Prediction and Evaluation

Accuracy Score

xgb_score = xgb_model.score(X_test, y_test)
xgb_score

Which produced 0.7820 accuracy score

ROC AUC Score

y_pred_proba = xgb_model.predict_proba(X_test)[::,1]
xgb_roc_auc = roc_auc_score(y_test, y_pred_proba)
print('XGBoost ROC AUC Score:')
print(xgb_roc_auc)

Produced 0.8655 ROC AUC score, with its curve

import matplotlib.pyplot as plt
from sklearn.metrics import roc_curve, roc_auc_score

# Assuming you've already calculated y_pred_proba and xgb_roc_auc as in your code

# Calculate the ROC curve points
fpr, tpr, thresholds = roc_curve(y_test, y_pred_proba)

# Plot the ROC curve
plt.figure(figsize=(8, 6))
plt.plot(fpr, tpr, color='blue', label=f'ROC Curve (AUC = {xgb_roc_auc:.3f})')
plt.plot([0, 1], [0, 1], color='red', linestyle='--', label='Random Classifier')
plt.xlim([0.0, 1.0])
plt.ylim([0.0, 1.05])
plt.xlabel('False Positive Rate')
plt.ylabel('True Positive Rate')
plt.title('XGBoost (Full Features) ROC Curve')
plt.legend(loc="lower right")
plt.grid(True)

# Show the plot
plt.show()

# Print the AUC score
print(f'XGBoost ROC AUC Score: {xgb_roc_auc:.3f}')

CrossValidation

num_folds = 5
stratified_kfold = StratifiedKFold(n_splits=num_folds, shuffle=True, random_state=42)
xgb_cv_results = cross_val_score(xgb_model, X_train, y_train, cv=stratified_kfold, scoring='roc_auc', n_jobs=-1)
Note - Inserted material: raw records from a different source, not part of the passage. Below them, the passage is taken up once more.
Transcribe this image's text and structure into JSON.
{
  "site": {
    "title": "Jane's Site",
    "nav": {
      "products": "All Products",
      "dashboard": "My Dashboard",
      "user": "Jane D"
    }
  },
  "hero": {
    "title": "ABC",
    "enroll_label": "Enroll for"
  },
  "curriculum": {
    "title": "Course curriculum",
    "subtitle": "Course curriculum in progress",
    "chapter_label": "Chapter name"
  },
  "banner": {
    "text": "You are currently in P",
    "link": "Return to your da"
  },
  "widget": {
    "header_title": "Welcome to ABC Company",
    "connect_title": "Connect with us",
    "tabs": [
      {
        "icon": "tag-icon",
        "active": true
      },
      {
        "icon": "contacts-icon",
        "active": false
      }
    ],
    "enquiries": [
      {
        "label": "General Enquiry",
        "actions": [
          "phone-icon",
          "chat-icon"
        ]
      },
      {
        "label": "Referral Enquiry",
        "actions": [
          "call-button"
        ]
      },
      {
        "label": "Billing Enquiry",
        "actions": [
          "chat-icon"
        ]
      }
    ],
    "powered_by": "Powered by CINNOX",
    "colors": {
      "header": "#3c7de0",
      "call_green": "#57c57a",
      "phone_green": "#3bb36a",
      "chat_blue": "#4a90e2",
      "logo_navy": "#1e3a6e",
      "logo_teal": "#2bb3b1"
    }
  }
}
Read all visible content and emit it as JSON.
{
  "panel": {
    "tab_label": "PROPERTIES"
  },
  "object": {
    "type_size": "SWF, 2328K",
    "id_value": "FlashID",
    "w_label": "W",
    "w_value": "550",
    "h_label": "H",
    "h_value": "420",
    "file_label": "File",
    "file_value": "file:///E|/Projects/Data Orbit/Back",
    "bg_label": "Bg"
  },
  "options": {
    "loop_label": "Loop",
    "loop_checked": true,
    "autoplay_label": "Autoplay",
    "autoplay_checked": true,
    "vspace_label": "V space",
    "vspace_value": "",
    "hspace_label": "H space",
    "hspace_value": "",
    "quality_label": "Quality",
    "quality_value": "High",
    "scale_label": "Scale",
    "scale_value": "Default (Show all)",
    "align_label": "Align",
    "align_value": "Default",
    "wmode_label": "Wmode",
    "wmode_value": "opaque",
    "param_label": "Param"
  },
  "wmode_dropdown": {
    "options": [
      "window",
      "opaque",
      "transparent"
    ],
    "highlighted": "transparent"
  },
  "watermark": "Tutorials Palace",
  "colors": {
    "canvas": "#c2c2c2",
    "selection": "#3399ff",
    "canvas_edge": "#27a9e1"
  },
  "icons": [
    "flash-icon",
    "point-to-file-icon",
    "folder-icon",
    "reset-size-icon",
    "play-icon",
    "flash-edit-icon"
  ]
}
print('XGBoost Cross Validation Results:')
for i, cv_score in enumerate(xgb_cv_results):
    print(f'Fold {i+1}: {cv_score}')
    
print(f'Average score: {xgb_cv_results.mean()}')
print(f'Score standard deviation: {xgb_cv_results.std()}')

Classification Report

xgb_report = classification_report(y_test, xgb_pred)
print('XGBoost Classification Report:')
print(xgb_report)

LightGBM

Training

lgbc_model = lgb.LGBMClassifier(random_state=42, boosting_type='gbdt', learning_rate=0.1, max_depth=6, n_estimators=256, verbose=-1)
lgbc_model.fit(X_train, y_train)

Prediction and Evaluation

Accuracy Score

lgbc_score = lgbc_model.score(X_test, y_test)
lgbc_score

Which produced 0.7805 accuracy score

ROC AUC Score

y_pred_proba = lgbc_model.predict_proba(X_test)[::,1]
lgb_roc_auc = roc_auc_score(y_test, y_pred_proba)
print("LightGBM ROC AUC Score:")
print(lgb_roc_auc)

Produced 0.8640 ROC AUC score, with its curve

# Calculate the ROC curve points
fpr, tpr, thresholds = roc_curve(y_test, y_pred_proba)

# Plot the ROC curve
plt.figure(figsize=(8, 6))
plt.plot(fpr, tpr, color='blue', label=f'ROC Curve (AUC = {lgb_roc_auc:.3f})')
plt.plot([0, 1], [0, 1], color='red', linestyle='--', label='Random Classifier')
plt.xlim([0.0, 1.0])
plt.ylim([0.0, 1.05])
plt.xlabel('False Positive Rate')
plt.ylabel('True Positive Rate')
plt.title('LightGBM (Full Features) ROC Curve')
plt.legend(loc="lower right")
plt.grid(True)

# Show the plot
plt.show()

# Print the AUC score
print(f'LightGBM ROC AUC Score: {lgb_roc_auc:.3f}')
# Assuming you've already calculated y_pred_proba and xgb_roc_auc as in your code

CrossValidation

num_folds = 5
stratified_kfold = StratifiedKFold(n_splits=num_folds, shuffle=True, random_state=42)
lgbc_cv_results = cross_val_score(lgbc_model, X_train, y_train, cv=stratified_kfold, scoring='roc_auc', n_jobs=-1)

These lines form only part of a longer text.